Lee and a small crew of his family came down from Maryland to Flintstone hauling a trailer full of bits and pieces of rusty roofing tins, corrugated arched siding pieces, wood beams, bar toppers, and various other miscellaneous pieces. It truly looked like an adult version of a mix between those vintage Erector Sets and Tinker Toys. In fact, when Lee goes out to the Midwest to salvage these neglected old grain bins, he knows how to methodically dismantle them and stack them accordingly in order to haul back as many as possible on one trailer. Then he begins his task in his own back yard of making the necessary alternations.
Many back and forth converrsations over how large of a door and where; how wide of an opening and where to insert the posts; what type of bar top; what sort of material for the overhang, etc. I must say that Lee went out of his way to accommodate our needs. It was truly as if he was an artist creating a work of art for us, and he personally wrestled with each detail to produce this amazing production mostly for our pleasure but partly because of the challenge to build a masterpiece. I think Lee was keenly aware of our farm history, our perspective on how we embrace the old and tired relics of the past and utilize them for our future. I think Lee is a kindred spirit who agreed to help us, and he now is part of our farm story.
Lee has it down to a science. Pieces numbered and pieces stacked.

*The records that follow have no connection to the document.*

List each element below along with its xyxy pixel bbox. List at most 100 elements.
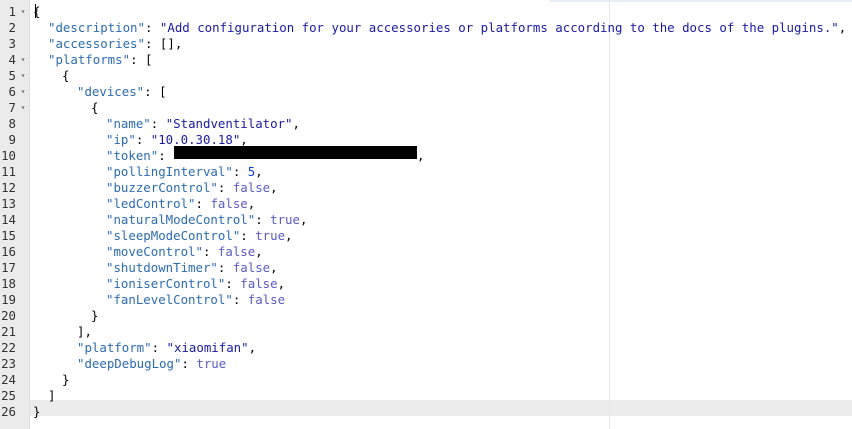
code-line: "fanLevelControl": false — [106, 292, 286, 307]
json-key: "platform" — [77, 340, 152, 355]
close-brace: } — [33, 404, 41, 419]
json-key: "deepDebugLog" — [77, 356, 182, 371]
line-number: 4 — [8, 52, 16, 67]
fold-chevron-icon[interactable]: ▾ — [19, 100, 27, 116]
line-number: 2 — [8, 20, 16, 35]
json-boolean-value: false — [217, 244, 256, 259]
redaction-bar — [174, 146, 417, 159]
code-line: "name": "Standventilator", — [106, 116, 300, 131]
close-brace: } — [91, 308, 99, 323]
json-boolean-value: false — [240, 276, 278, 291]
json-key: "fanLevelControl" — [106, 292, 233, 307]
json-boolean-value: false — [232, 180, 271, 195]
code-line: "platform": "xiaomifan", — [77, 340, 257, 355]
json-key: "shutdownTimer" — [106, 260, 218, 275]
json-boolean-value: true — [196, 356, 227, 371]
code-line: "description": "Add configuration for yo… — [48, 20, 847, 35]
json-string-value: "Standventilator" — [165, 116, 293, 131]
json-boolean-value: true — [255, 228, 286, 243]
line-number: 20 — [1, 308, 16, 323]
json-key: "description" — [48, 20, 145, 35]
line-number: 6 — [8, 84, 16, 99]
json-key: "pollingInterval" — [106, 164, 233, 179]
line-number: 13 — [1, 196, 16, 211]
line-number: 15 — [1, 228, 16, 243]
fold-chevron-icon[interactable]: ▾ — [19, 68, 27, 84]
line-number: 11 — [1, 164, 16, 179]
code-line: "shutdownTimer": false, — [106, 260, 278, 275]
code-line: { — [62, 68, 69, 84]
line-number: 7 — [8, 100, 16, 115]
json-key: "accessories" — [48, 36, 145, 51]
close-bracket: ], — [77, 324, 92, 339]
json-key: "naturalModeControl" — [106, 212, 256, 227]
code-line: "naturalModeControl": true, — [106, 212, 308, 227]
open-bracket: [ — [144, 52, 153, 67]
line-number: 14 — [1, 212, 16, 227]
code-line: } — [91, 308, 98, 324]
code-line: "deepDebugLog": true — [77, 356, 227, 371]
fold-chevron-icon[interactable]: ▾ — [19, 84, 27, 100]
code-line: "ioniserControl": false, — [106, 276, 286, 291]
code-line: "devices": [ — [77, 84, 167, 99]
json-boolean-value: false — [232, 260, 271, 275]
close-brace: } — [62, 372, 70, 387]
json-key: "token" — [106, 148, 159, 163]
json-key: "name" — [106, 116, 151, 131]
json-string-value: "Add configuration for your accessories … — [159, 20, 839, 35]
line-number: 19 — [1, 292, 16, 307]
line-number: 10 — [1, 148, 16, 163]
line-number: 8 — [8, 116, 16, 131]
line-number: 16 — [1, 244, 16, 259]
json-array-value: [] — [159, 36, 175, 51]
code-line: ], — [77, 324, 92, 340]
open-brace: { — [91, 100, 99, 115]
code-line: "sleepModeControl": true, — [106, 228, 293, 243]
scroll-indicator — [549, 0, 852, 2]
json-key: "ip" — [106, 132, 136, 147]
json-key: "ledControl" — [106, 196, 196, 211]
json-key: "ioniserControl" — [106, 276, 226, 291]
code-line: "token": " — [106, 148, 181, 164]
code-line: } — [33, 404, 40, 420]
json-code-editor[interactable]: 1 2 3 4 5 6 7 8 9 10 11 12 13 14 15 16 1… — [0, 0, 852, 429]
line-number: 17 — [1, 260, 16, 275]
line-number: 23 — [1, 356, 16, 371]
line-number-gutter: 1 2 3 4 5 6 7 8 9 10 11 12 13 14 15 16 1… — [0, 0, 30, 429]
line-number: 9 — [8, 132, 16, 147]
print-margin — [609, 0, 610, 429]
code-line-tail: , — [417, 148, 425, 163]
line-number: 22 — [1, 340, 16, 355]
line-number: 5 — [8, 68, 16, 83]
fold-chevron-icon[interactable]: ▾ — [19, 4, 27, 20]
open-bracket: [ — [159, 84, 167, 99]
code-line: "ledControl": false, — [106, 196, 256, 211]
active-line-highlight — [30, 400, 852, 416]
code-line: "platforms": [ — [48, 52, 153, 67]
json-key: "sleepModeControl" — [106, 228, 241, 243]
close-bracket: ] — [48, 388, 56, 403]
fold-chevron-icon[interactable]: ▾ — [19, 52, 27, 68]
line-number: 1 — [8, 4, 16, 19]
line-number: 18 — [1, 276, 16, 291]
open-brace: { — [62, 68, 70, 83]
code-line: "accessories": [], — [48, 36, 183, 51]
json-key: "moveControl" — [106, 244, 203, 259]
json-boolean-value: true — [270, 212, 300, 227]
line-number: 12 — [1, 180, 16, 195]
line-number: 3 — [8, 36, 16, 51]
code-line: } — [62, 372, 69, 388]
line-number: 25 — [1, 388, 16, 403]
json-key: "buzzerControl" — [106, 180, 218, 195]
code-line: "moveControl": false, — [106, 244, 263, 259]
json-boolean-value: false — [210, 196, 248, 211]
line-number: 21 — [1, 324, 16, 339]
json-key: "devices" — [77, 84, 145, 99]
text-cursor — [35, 4, 36, 18]
code-line: "pollingInterval": 5, — [106, 164, 263, 179]
json-string-value: "10.0.30.18" — [150, 132, 241, 147]
json-string-value: "xiaomifan" — [166, 340, 249, 355]
code-line: { — [91, 100, 98, 116]
code-line: ] — [48, 388, 55, 404]
json-key: "platforms" — [48, 52, 131, 67]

One by one they are put together. It took no time before it took shape.
They do say “many hands make light work” and though I would be hard-pressed to describe this build project as “light work,” but it is true that the many hands made the process go quickly and it was amazing to watch.
Building the sides was so much easier than the roof. Ladders, increased height, and sharp metal edges all created a challenge, but again, many hands saved the day.
Final touches of a customized roof overhang and wooden bar topper completed the initial project. Lee and his family stayed in the farmhouse so they could be on-site as well as visit Chattanooga while here. Homebound he headed after a project well done.
Hang some cafe lights, install a couple of outdoor fans, add some coolers and a bar stool, and we are ready for business.
Our Grain Bin Bar has been a wonderful addition to the farm. It fits us to a tee. We have a unique outdoor bar facility that was transformed from an unused, unwanted, decrepid vintage grain storage bin. It sits in our Horse Ring encircled with an old board fence left-over from a riding arena of years past. Feet away is the large blades of an old windmill from our family’s farm in Michigan. Just south of it sits our old Pre-Civil War Farmhouse that was run down and neglected but has been restored and now appreciated by many of our brides as a prepping and lodging house. And yes, east of the Grain Bin is our old yet simple pole barn that has totally been transformed over these years in order to make the best of what our history has left for us and to give new life and appreciation to all of these “old things” on the farm. There is history and a story to tell around every corner of this farm as we embrace the past but make things a bit improved along the way.
Our Grain Bin Bar fits in to our vibe perfectly. It has been well-received by our guests. Mark that project has “completed.” Now, I wonder what we can imagine for next year?